Господин Тахи угощал господина подбана Форчича, который любил хаживать в гости, что можно было сразу заметить по его весьма круглому брюшку и красному носу. Подбан сильно потрудился за обильным обедом и беспрестанно вытирал пот с кончика носа. Оба мужчины сидели за столом, разговаривая о государственных делах, а госпожа Елена, в мягкой шубке, устроилась возле камина и слушала их. Лицо ее было бледно и грустно, губы сжаты, она смотрела перед собой, опустив голову; в глазах ее поблескивал иногда тот темный лихорадочный блеск, что предвещает близкую смерть.

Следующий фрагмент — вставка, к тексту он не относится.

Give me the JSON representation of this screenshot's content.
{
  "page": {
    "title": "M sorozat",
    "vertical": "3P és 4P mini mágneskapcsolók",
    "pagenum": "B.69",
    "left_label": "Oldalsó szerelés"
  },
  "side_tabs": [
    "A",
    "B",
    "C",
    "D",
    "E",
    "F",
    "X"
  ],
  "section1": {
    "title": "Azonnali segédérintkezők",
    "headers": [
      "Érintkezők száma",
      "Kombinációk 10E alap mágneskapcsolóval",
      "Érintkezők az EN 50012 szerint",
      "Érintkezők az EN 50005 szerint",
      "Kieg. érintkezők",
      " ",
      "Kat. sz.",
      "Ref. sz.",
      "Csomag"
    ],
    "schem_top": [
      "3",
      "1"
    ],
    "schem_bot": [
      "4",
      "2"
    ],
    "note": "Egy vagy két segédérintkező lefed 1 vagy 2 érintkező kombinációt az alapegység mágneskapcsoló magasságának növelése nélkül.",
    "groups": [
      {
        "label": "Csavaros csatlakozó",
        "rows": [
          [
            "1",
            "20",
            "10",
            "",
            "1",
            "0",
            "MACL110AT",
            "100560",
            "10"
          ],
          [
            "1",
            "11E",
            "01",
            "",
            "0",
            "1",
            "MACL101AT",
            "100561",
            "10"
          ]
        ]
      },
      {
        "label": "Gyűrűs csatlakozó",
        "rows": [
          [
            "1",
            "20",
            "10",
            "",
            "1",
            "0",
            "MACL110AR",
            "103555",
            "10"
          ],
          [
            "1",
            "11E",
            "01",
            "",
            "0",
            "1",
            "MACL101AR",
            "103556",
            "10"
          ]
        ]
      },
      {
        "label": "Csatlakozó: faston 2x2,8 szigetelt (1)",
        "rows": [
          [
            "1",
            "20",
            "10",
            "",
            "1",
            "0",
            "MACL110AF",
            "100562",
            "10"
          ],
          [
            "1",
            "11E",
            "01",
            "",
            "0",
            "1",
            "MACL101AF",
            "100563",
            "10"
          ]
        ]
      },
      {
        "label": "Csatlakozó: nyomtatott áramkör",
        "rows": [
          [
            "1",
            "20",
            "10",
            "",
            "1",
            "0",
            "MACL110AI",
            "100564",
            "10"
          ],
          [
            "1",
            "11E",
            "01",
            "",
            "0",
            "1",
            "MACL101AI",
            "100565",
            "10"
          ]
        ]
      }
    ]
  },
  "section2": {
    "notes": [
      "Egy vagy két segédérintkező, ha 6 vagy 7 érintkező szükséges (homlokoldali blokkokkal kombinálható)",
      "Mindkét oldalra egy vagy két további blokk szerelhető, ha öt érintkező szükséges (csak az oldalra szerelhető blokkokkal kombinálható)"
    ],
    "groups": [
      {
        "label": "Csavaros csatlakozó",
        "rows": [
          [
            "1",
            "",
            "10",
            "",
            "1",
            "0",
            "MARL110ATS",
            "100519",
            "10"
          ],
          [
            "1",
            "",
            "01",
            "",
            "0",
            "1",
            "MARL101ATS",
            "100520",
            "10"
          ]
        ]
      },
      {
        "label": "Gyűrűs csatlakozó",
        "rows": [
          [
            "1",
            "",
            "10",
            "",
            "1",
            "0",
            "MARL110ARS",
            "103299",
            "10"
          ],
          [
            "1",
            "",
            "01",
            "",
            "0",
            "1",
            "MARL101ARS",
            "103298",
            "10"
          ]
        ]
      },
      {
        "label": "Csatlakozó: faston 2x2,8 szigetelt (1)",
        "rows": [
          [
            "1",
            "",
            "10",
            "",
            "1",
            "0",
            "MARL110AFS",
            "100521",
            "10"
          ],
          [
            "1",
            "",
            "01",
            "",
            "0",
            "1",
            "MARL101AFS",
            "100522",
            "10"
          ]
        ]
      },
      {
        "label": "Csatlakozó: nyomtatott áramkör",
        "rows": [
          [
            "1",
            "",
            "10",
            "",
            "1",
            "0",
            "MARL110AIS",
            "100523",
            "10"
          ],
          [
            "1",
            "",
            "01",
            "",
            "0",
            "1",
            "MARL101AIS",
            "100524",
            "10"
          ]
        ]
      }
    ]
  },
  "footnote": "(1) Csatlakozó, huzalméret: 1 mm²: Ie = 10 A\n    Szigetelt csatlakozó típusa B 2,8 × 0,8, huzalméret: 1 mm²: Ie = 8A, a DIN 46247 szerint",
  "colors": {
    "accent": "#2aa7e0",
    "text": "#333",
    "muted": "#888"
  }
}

– Пусть себе лают, – сказал, смеясь, Тахи, окончив обед, – пусть себе кричат, а я буду делать, что мне нравится. Крестьянские собаки землю должны целовать пере-До мной, тогда они могут быть спокойны, Если старая Хенинг укрощала их плетью, я их буду угощать похлеще. Знаю, что они злы, что весь край кипит, но разве не я главный конюший? Неужели же я не сумею укротить эту крестьянскую сволочь?
– Optime, spectabilis domine,[59] – подбан осклабился, и маленькие пьяные глазки его засверкали, как у барсука. – Так пм и надо! Разве мы не господа?
– Королевская камера посадила мне на шею этого мошенника Грдака, который расхаживает у меня по дому, как еж. Но пусть! Я подпущу такого дыму этому соглядатаю королевской камеры, что он сбежит от головной боли, и позабочусь, чтоб мои пожунские друзья избавили меня от этой чумы.
– Optime dixisti,[60] – сказал, смеясь, пьяный подбан.
– Скажи мне, amicissime frater,[61] – спросил Тахи, – не слыхал ли ты, кто у нас будет баном?
– Ни… чего! – пролепетал Форчич.
– Каждый день разносятся новые вести. Называют то одного, то другого; за ночь баны растут, как грибы. Я старался убедить королевских советников, чтоб назначили либо старого Алапича, либо Мато Кеглевича; да так, вероятно, и будет.
– Это было бы хорошо. Они наши.
– Я каждый день, – продолжал Тахи, – жду письма от господина Батория, который, во всяком случае, меня известит, на что мы можем надеяться.
Вошедший слуга доложил, что королевский управляющий Степан Грдак желает видеть господина Тахи.
– Грдак? – воскликнул сердито Тахи. – Что этому клопу опять от меня понадобилось? Чтоб у меня кусок стал поперек горла? Ну, пусть войдет, по крайней мере ты увидишь, amice подбан, с каким типом я принужден разделять тут власть.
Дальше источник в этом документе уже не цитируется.